In her paper, Bouskill asks which nations and organizations are equipped to regulate such technological reach at the international level? And which groups will fund programs to address these new areas of defense?

It may begin with the efforts of members of the Global Health Security Agenda (GHSA), whose mission is to encourage nations to make concrete commitments to international health security. The United States has invested $1 billion to support the agenda. The GHSA has “reinforced a longstanding call from public health officials to standardize health security measures and improve interagency communication during a time of crisis.” However, the experts Bouskill and her colleagues interviewed said there was still tepid political will to enforce such an agenda. When it comes to policy, infrastructure, and resources, there have not been noteworthy gains in support for health security in the last four years. Part of the problem is sporadic funding often tied to election cycles and acute threats and not to long-term, sustained financial backing for future health security, according to the researchers.
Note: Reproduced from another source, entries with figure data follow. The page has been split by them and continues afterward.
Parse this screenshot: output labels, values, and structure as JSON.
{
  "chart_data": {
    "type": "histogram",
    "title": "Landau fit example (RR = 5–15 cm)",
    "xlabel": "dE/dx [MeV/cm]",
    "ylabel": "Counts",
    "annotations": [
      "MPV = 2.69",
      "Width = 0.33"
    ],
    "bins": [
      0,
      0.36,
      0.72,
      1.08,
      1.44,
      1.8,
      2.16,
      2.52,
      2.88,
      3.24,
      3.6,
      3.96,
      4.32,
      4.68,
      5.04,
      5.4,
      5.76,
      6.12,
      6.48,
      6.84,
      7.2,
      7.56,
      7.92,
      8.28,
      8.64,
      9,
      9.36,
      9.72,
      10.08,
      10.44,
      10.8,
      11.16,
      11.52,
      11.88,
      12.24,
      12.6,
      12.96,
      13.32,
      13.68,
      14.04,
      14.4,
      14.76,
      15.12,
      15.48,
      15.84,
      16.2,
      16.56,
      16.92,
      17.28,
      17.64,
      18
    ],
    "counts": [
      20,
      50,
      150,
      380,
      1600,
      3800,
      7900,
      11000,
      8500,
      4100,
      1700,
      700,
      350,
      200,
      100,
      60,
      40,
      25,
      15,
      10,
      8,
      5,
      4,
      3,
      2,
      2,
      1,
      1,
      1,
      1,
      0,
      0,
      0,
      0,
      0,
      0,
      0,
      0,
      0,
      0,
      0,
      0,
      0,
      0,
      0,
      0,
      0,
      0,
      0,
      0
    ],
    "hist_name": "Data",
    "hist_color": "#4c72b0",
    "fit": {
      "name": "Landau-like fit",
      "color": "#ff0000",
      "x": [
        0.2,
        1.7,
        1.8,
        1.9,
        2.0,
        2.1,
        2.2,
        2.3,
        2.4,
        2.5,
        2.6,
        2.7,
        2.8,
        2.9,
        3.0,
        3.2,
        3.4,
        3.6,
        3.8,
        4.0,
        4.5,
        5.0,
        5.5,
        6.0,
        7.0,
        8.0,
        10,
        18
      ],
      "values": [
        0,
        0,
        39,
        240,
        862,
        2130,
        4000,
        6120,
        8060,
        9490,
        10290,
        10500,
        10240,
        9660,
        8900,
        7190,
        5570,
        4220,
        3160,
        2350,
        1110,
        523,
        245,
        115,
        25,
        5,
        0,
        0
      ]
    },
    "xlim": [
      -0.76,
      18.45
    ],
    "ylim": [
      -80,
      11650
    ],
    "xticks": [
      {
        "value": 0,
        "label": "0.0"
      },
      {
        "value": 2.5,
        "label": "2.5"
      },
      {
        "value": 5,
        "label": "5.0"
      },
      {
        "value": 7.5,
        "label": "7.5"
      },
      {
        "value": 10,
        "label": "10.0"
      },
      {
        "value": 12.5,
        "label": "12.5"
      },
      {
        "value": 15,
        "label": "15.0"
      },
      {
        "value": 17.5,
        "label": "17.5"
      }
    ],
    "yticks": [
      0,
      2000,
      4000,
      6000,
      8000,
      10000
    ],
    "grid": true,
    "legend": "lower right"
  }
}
Other issues Bouskill and her colleagues raise are the “slow burn” factors that affect public health but aren’t being accounted for in the traditional definition of global health security. Slow burn concerns are threats that may receive insufficient attention until it’s too late to change course or repair the damage.

One such problem is the burden of mental and behavioral health issues such as depression, considered the largest cause of disability worldwide. Societies can become destabilized by mental health and chronic disease concerns. Bouskill writes that in the United States “the incremental economic burden of major depressive disorders increased by more than 20 percent between 2005 and 2010, from $173.2 billion in 2005 to $210.5 billion in 2010.” Another example is prescription opioid misuse, which results in an estimated $42 billion annually in lost U.S. workplace productivity.

However, Bouskill cautions there are some limitations to a broader definition of global health security, as expansive security implies a constant state of readiness without necessarily a defined target. In addition, excessive readiness could serve as counterproductive for certain threats.

Take antimicrobial resistance (AMR) as an example. The overprescribing of antibiotics is viewed as a defensive strategy gone awry, rendering them ineffective for future generations, Bouskill says. By 2050, AMR-related deaths could outpace other major causes of mortality, including cancer.

“The more expansive you make this definition of global health security the harder it can be to have these targeted approaches,” she added.

Ultimately decision-makers will be forced to make trade-offs between “resource allocation and challenges with respect to the rapid spread of disruptive technologies, demographic shifts, cyber warfare, climate change, and the dislodging of global governance power structures.”

“So many of the threats to health security ignore borders. We’re only as healthy as our least healthy country on the planet,” Bouskill said. “Because if one country is at risk, we are all at risk.”